Quando adolescente, ouvia uma determinada música e de imediato me lembrava da namoradinha do momento ou do passado. Acho que os jovens de agora não curtem este negócio de oferecer música para o seu amor.

Na minha juventude, respirávamos música.  Então, nada demais a música fazer parte de uma relação. Será que hoje os jovens respiram música? Acho que não tanto quanto antes.


Dançávamos juntinhos.
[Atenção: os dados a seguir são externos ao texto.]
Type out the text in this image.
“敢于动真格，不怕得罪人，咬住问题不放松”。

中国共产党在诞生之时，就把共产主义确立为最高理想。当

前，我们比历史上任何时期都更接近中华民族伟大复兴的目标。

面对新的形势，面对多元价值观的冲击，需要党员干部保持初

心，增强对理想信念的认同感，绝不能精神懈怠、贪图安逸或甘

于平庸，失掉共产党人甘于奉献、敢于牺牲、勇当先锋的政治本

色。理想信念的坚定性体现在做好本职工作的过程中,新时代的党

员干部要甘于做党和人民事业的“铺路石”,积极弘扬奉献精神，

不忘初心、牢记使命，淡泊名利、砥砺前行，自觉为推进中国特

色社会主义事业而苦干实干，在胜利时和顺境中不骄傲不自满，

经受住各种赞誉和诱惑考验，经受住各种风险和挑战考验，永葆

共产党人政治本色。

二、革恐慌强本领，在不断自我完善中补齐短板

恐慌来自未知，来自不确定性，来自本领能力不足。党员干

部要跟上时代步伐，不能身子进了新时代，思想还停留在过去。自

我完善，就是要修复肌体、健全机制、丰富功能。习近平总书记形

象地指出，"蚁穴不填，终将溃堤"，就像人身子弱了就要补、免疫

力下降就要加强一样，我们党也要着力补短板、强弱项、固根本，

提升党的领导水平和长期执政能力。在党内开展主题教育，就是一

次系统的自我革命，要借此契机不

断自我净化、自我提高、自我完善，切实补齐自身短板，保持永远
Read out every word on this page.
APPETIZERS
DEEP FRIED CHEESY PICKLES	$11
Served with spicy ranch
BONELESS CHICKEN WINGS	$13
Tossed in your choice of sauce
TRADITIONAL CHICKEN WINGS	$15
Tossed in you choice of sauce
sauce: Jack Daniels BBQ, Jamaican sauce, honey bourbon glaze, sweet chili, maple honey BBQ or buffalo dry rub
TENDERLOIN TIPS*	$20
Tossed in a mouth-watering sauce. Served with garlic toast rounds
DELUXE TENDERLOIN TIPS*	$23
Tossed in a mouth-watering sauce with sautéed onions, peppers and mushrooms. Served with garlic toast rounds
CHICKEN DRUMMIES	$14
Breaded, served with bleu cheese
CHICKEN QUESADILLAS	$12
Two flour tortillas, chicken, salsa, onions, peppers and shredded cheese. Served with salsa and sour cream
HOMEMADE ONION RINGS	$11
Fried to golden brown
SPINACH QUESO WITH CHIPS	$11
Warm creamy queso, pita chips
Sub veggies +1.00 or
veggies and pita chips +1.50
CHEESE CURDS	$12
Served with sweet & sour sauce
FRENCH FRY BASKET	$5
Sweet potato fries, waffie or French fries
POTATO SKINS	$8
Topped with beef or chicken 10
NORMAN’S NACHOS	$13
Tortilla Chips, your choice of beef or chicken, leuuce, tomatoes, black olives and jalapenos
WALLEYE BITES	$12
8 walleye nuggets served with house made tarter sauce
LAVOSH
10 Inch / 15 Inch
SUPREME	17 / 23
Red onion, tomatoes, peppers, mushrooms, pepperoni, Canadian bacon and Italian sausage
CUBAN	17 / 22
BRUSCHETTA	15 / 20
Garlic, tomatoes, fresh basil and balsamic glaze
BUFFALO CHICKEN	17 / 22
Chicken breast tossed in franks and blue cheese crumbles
A cabeça  em rodopios que entorpeciam, enquanto os corpos se aqueciam em lentos movimentos.

A luz negra, camuflando os sedentos pensamentos bons, fazia parte dos bailes de final de semana. Era assim que dançávamos. Hoje já não danço.


Mas permaneço a entorpecer-me e aquecer o meu corpo, ouvindo melodias em baixos decibéis à meia luz do abajur de meu quarto, ou não.


Dancemos em acordes invisíveis. Ouçamos corais de querubins! Mas se você fosse minha namorada, certamente, eu dançaria; dançaríamos nestas noites insones de madrugadas silenciosas, quando a música que nos embala é o desejo telepático. 


Ah, Se você fosse minha namorada!  Ouviríamos orquestras de cordas e sopros. E eu que não sou cantor, arriscaria em seu ouvido uma canção. Uma canção de amor.

Paulo Francisco

3 comentários:

Marli Soares Borges disse...

Linda prosa poética! Prazer em conhecê-lo. Sem música a vida seria um erro, não lembro quem falou isso, mas é exatamente assim. A música é a vida! Bjs

Ivone disse...

Paulo Francisco, meu amigo sempre bem vindo lá no meu recanto, obrigada!
Amei ler aqui, me lembrei do meu amor, meu namorado, único por sinal, casamos e estamos ainda curtindo a vida,não tão intensamente como naquele tempo, mas as lembranças, ah, elas alimentam tudo, adoramos músicas!
Sinto também saudade dos bailes, hoje acho que não dançam mais como antigamente,naquele tempo era puro romantismo!
Abraços!

Paula Barros disse...

Um texto lindo de se viver...e de se sonhar.